Any political system wich seeks to implement involuntary transfers must be based upon justification.
Any political system which seeks to implement voluntary transfers need not be based upon justification. But this is an INSUFFICIENT ANSWER to the problem.
This sounds quite simple. However, the first problem is not voluntary versus involuntary transfer, but the distribution of control between the monopoly of private (several) property, and the prohibition on monopoly of control under the shareholder relations of common property (the commons) – and the difficult means by which commons are privatized without the conduct of free riding, profiting from interference, profiting from fraud by omission, profit from fraud, profit from privatization of the commons, profiting from rent seeking, from organizing for the purpose of extraction (taxes) and corruption, takings and war. It is true that private property improves both incentives and calculation, and reduces the friction, but the problem is that even at that point, the system of property rights is in fact a shareholder agreement, and there are very different moral arguments over the distribution of the proceeds produced by the corporation and its members. This question is not trivial, especially with the introduction of women into the voting pool, since women’s biological moral code, demonstrated by their voting pattern, is by definition one of rent seeking and totalitarian equality. Their moral code is not ‘wrong’ for them. It is very wrong for productive males.

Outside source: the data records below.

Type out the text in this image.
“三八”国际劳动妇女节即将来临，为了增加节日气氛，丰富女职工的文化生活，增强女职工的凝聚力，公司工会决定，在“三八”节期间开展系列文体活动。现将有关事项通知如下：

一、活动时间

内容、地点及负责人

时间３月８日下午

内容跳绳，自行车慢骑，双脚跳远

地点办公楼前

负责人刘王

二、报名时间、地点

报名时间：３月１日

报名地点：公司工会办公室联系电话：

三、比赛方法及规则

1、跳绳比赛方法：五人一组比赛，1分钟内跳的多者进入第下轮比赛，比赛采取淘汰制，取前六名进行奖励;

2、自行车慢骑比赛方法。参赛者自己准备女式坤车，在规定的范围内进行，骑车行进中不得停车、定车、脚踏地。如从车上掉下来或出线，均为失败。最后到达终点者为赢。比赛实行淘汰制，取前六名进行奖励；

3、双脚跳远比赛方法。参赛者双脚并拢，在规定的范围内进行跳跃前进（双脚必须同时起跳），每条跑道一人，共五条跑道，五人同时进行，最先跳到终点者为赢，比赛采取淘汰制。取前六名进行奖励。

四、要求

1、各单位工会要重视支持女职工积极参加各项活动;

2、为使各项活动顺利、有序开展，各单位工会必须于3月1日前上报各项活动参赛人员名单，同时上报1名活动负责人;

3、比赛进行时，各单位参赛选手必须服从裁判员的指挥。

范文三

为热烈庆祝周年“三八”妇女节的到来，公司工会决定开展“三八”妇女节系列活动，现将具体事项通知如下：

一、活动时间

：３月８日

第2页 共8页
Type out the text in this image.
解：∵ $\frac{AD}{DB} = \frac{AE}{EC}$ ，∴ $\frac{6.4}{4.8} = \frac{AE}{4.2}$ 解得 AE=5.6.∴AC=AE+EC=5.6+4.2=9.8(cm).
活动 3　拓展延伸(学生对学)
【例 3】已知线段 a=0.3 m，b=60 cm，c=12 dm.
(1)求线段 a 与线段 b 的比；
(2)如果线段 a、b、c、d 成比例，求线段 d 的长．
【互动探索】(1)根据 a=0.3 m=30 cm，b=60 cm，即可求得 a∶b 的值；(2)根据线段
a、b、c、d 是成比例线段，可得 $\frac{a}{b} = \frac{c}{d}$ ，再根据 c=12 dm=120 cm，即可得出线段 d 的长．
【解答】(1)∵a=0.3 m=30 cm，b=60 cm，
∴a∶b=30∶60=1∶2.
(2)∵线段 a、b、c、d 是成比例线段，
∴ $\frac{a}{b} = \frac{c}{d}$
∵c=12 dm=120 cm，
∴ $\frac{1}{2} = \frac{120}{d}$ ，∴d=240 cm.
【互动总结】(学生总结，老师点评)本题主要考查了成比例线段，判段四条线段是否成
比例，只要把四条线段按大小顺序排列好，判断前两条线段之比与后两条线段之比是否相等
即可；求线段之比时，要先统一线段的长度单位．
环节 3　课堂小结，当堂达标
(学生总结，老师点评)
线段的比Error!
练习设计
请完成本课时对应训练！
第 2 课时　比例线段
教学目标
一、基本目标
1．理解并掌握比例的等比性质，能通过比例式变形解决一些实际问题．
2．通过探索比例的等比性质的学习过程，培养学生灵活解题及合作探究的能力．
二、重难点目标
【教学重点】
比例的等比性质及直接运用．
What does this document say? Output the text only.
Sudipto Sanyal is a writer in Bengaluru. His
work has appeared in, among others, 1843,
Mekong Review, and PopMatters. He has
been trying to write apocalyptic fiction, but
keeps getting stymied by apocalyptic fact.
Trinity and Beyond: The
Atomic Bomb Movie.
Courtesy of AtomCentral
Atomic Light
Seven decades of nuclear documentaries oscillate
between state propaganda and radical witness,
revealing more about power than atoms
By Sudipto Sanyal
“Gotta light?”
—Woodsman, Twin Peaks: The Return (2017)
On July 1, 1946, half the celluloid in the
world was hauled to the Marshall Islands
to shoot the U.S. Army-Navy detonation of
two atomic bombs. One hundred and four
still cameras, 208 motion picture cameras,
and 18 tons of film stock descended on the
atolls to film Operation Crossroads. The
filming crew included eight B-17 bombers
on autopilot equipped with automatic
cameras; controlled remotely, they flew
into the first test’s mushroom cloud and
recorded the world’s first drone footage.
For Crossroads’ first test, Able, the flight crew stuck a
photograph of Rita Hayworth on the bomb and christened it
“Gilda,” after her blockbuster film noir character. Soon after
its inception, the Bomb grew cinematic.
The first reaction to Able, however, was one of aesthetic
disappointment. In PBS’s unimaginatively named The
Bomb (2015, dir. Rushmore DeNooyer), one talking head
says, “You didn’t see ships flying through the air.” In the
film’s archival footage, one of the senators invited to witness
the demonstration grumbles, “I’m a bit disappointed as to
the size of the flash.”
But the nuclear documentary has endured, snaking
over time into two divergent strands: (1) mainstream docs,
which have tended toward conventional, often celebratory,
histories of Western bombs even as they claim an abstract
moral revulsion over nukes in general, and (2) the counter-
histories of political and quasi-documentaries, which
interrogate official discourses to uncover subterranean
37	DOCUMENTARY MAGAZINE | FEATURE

These problems are not trivial. And libertarianism’s argument that LIBERTY is a universal desire has been demonstrated to be false. CONSUMPTION has been demonstrated to be a universal desire. But not Liberty.
All moral codes and the philosophies that justify them are in fact, class philosophies. It is illogical for one to adopt a philosophy that is a disadvantage to one and an advantage to another – especially if that advantage plays out over the long rather than the short run.
I hope this was more helpful than confusing.